In my day job, a project I’ve been working on for the last couple weeks across both Radio New Zealand and the Australian Associated Press is debunking a slew of “fake” NZ news sites on Facebook. Many of them specialise in taking legitimate work by NZ reporters and running it through AI, stealing other reporters’ work, adding fake AI-generated images or misleading video as they go. One such post included grotesquely using AI to animate a still photo of a dead teenage Mt Maunganui landslide victim.
This slop is everywhere on social media now – literally any time a news event happens, a horde of pages will serve up AI-generated garbage about it instantly, from Australian shark attacks to the arrest of Venezuelan leader Maduro to the assassination of Charlie Kirk. Now, smaller pages are spoofing nearly every car crash and weather event that makes the news in New Zealand with AI content.
I was pleased to see my reporting got a lot of attention this week and made appearances on RNZ’s Afternoons and Mediawatch programmes to talk about it some as well in my very un-Kiwi accent.
Here’s some of what I’ve been working on:
How fake NZ news pages are swamping Facebook with AI slop (RNZ)
RNZ Afternoons with Jesse Mulligan interview with yours truly (RNZ)
Mediawatch: AI feeds fake news flood (the segment starts about 23min, 30sec in)
Fake NZ news page flooding Facebook with AI images (AAP)
NZ ‘media outlet’ misrepresents news with AI images and video (AAP)
Facebook pages peddle AI images of NZ landslide disaster (AAP)

It is depressing – like a lot of people, I think, I’m recoiling more and more from social media and what once seemed to be “fun” diversions, as FB becomes overwhelmed by slop and algorithmic nonsense and loses all its usefulness, X, which I quit long ago, became a Nazi bar, and most other sites are either annoying or infuriating.

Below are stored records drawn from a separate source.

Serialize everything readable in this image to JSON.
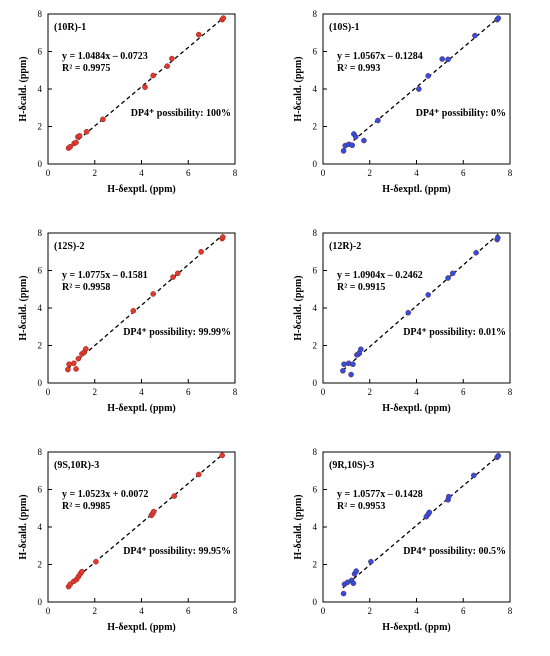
{
  "chart_data": [
    {
      "type": "scatter",
      "title": "(10R)-1",
      "xlabel": "H-δexptl. (ppm)",
      "ylabel": "H-δcald. (ppm)",
      "equation": "y = 1.0484x – 0.0723",
      "r2": "R² = 0.9975",
      "dp4": "DP4⁺ possibility: 100%",
      "slope": 1.0484,
      "intercept": -0.0723,
      "xlim": [
        0,
        8
      ],
      "ylim": [
        0,
        8
      ],
      "xticks": [
        "0",
        "2",
        "4",
        "6",
        "8"
      ],
      "yticks": [
        "0",
        "2",
        "4",
        "6",
        "8"
      ],
      "point_color": "#e03a2e",
      "points": [
        [
          0.88,
          0.85
        ],
        [
          0.95,
          0.92
        ],
        [
          1.12,
          1.1
        ],
        [
          1.2,
          1.15
        ],
        [
          1.28,
          1.45
        ],
        [
          1.35,
          1.5
        ],
        [
          1.65,
          1.72
        ],
        [
          2.35,
          2.38
        ],
        [
          4.15,
          4.1
        ],
        [
          4.5,
          4.72
        ],
        [
          5.1,
          5.22
        ],
        [
          5.3,
          5.62
        ],
        [
          6.45,
          6.9
        ],
        [
          7.45,
          7.7
        ],
        [
          7.5,
          7.78
        ]
      ]
    },
    {
      "type": "scatter",
      "title": "(10S)-1",
      "xlabel": "H-δexptl. (ppm)",
      "ylabel": "H-δcald. (ppm)",
      "equation": "y = 1.0567x – 0.1284",
      "r2": "R² = 0.993",
      "dp4": "DP4⁺ possibility: 0%",
      "slope": 1.0567,
      "intercept": -0.1284,
      "xlim": [
        0,
        8
      ],
      "ylim": [
        0,
        8
      ],
      "xticks": [
        "0",
        "2",
        "4",
        "6",
        "8"
      ],
      "yticks": [
        "0",
        "2",
        "4",
        "6",
        "8"
      ],
      "point_color": "#2f4fe0",
      "points": [
        [
          0.88,
          0.7
        ],
        [
          0.95,
          0.98
        ],
        [
          1.1,
          1.05
        ],
        [
          1.25,
          1.0
        ],
        [
          1.32,
          1.6
        ],
        [
          1.4,
          1.45
        ],
        [
          1.75,
          1.25
        ],
        [
          2.35,
          2.32
        ],
        [
          4.1,
          4.0
        ],
        [
          4.5,
          4.7
        ],
        [
          5.1,
          5.6
        ],
        [
          5.35,
          5.58
        ],
        [
          6.5,
          6.85
        ],
        [
          7.45,
          7.7
        ],
        [
          7.5,
          7.78
        ]
      ]
    },
    {
      "type": "scatter",
      "title": "(12S)-2",
      "xlabel": "H-δexptl. (ppm)",
      "ylabel": "H-δcald. (ppm)",
      "equation": "y = 1.0775x – 0.1581",
      "r2": "R² = 0.9958",
      "dp4": "DP4⁺ possibility: 99.99%",
      "slope": 1.0775,
      "intercept": -0.1581,
      "xlim": [
        0,
        8
      ],
      "ylim": [
        0,
        8
      ],
      "xticks": [
        "0",
        "2",
        "4",
        "6",
        "8"
      ],
      "yticks": [
        "0",
        "2",
        "4",
        "6",
        "8"
      ],
      "point_color": "#e03a2e",
      "points": [
        [
          0.85,
          0.72
        ],
        [
          0.9,
          1.0
        ],
        [
          1.1,
          1.05
        ],
        [
          1.2,
          0.75
        ],
        [
          1.3,
          1.3
        ],
        [
          1.45,
          1.55
        ],
        [
          1.55,
          1.65
        ],
        [
          1.62,
          1.82
        ],
        [
          3.65,
          3.85
        ],
        [
          4.5,
          4.75
        ],
        [
          5.35,
          5.65
        ],
        [
          5.55,
          5.85
        ],
        [
          6.55,
          7.0
        ],
        [
          7.45,
          7.7
        ],
        [
          7.48,
          7.78
        ]
      ]
    },
    {
      "type": "scatter",
      "title": "(12R)-2",
      "xlabel": "H-δexptl. (ppm)",
      "ylabel": "H-δcald. (ppm)",
      "equation": "y = 1.0904x – 0.2462",
      "r2": "R² = 0.9915",
      "dp4": "DP4⁺ possibility: 0.01%",
      "slope": 1.0904,
      "intercept": -0.2462,
      "xlim": [
        0,
        8
      ],
      "ylim": [
        0,
        8
      ],
      "xticks": [
        "0",
        "2",
        "4",
        "6",
        "8"
      ],
      "yticks": [
        "0",
        "2",
        "4",
        "6",
        "8"
      ],
      "point_color": "#2f4fe0",
      "points": [
        [
          0.85,
          0.65
        ],
        [
          0.9,
          1.0
        ],
        [
          1.1,
          1.05
        ],
        [
          1.2,
          0.45
        ],
        [
          1.28,
          1.0
        ],
        [
          1.45,
          1.5
        ],
        [
          1.55,
          1.6
        ],
        [
          1.62,
          1.8
        ],
        [
          3.65,
          3.75
        ],
        [
          4.5,
          4.7
        ],
        [
          5.35,
          5.6
        ],
        [
          5.55,
          5.85
        ],
        [
          6.55,
          6.95
        ],
        [
          7.45,
          7.65
        ],
        [
          7.48,
          7.75
        ]
      ]
    },
    {
      "type": "scatter",
      "title": "(9S,10R)-3",
      "xlabel": "H-δexptl. (ppm)",
      "ylabel": "H-δcald. (ppm)",
      "equation": "y = 1.0523x + 0.0072",
      "r2": "R² = 0.9985",
      "dp4": "DP4⁺ possibility: 99.95%",
      "slope": 1.0523,
      "intercept": 0.0072,
      "xlim": [
        0,
        8
      ],
      "ylim": [
        0,
        8
      ],
      "xticks": [
        "0",
        "2",
        "4",
        "6",
        "8"
      ],
      "yticks": [
        "0",
        "2",
        "4",
        "6",
        "8"
      ],
      "point_color": "#e03a2e",
      "points": [
        [
          0.88,
          0.82
        ],
        [
          0.95,
          0.95
        ],
        [
          1.1,
          1.1
        ],
        [
          1.22,
          1.2
        ],
        [
          1.3,
          1.35
        ],
        [
          1.38,
          1.5
        ],
        [
          1.45,
          1.62
        ],
        [
          2.05,
          2.15
        ],
        [
          4.42,
          4.62
        ],
        [
          4.48,
          4.72
        ],
        [
          4.52,
          4.82
        ],
        [
          5.4,
          5.65
        ],
        [
          6.45,
          6.8
        ],
        [
          7.45,
          7.82
        ]
      ]
    },
    {
      "type": "scatter",
      "title": "(9R,10S)-3",
      "xlabel": "H-δexptl. (ppm)",
      "ylabel": "H-δcald. (ppm)",
      "equation": "y = 1.0577x – 0.1428",
      "r2": "R² = 0.9953",
      "dp4": "DP4⁺ possibility: 00.5%",
      "slope": 1.0577,
      "intercept": -0.1428,
      "xlim": [
        0,
        8
      ],
      "ylim": [
        0,
        8
      ],
      "xticks": [
        "0",
        "2",
        "4",
        "6",
        "8"
      ],
      "yticks": [
        "0",
        "2",
        "4",
        "6",
        "8"
      ],
      "point_color": "#2f4fe0",
      "points": [
        [
          0.88,
          0.45
        ],
        [
          0.92,
          0.95
        ],
        [
          1.05,
          1.05
        ],
        [
          1.22,
          1.15
        ],
        [
          1.3,
          1.0
        ],
        [
          1.35,
          1.5
        ],
        [
          1.42,
          1.65
        ],
        [
          2.05,
          2.15
        ],
        [
          4.42,
          4.55
        ],
        [
          4.5,
          4.68
        ],
        [
          4.55,
          4.78
        ],
        [
          5.35,
          5.45
        ],
        [
          5.38,
          5.62
        ],
        [
          6.45,
          6.75
        ],
        [
          7.45,
          7.72
        ],
        [
          7.5,
          7.8
        ]
      ]
    }
  ]
}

I even got to say the word “enshittification” on national radio this past week, a phrase which really does seem to sum up the vibe in the room on the internet these days.
My advice is – don’t trust anything you see on social media without verifying it first, and legitimate journalists are still the best source of information out there, not your mates on Facebook. I don’t know if there’s an end in sight to this flood of misinformation that’s reached tsunami heights in the past six years or so, but the most important tool you have to fight against it is your own brain and credulity.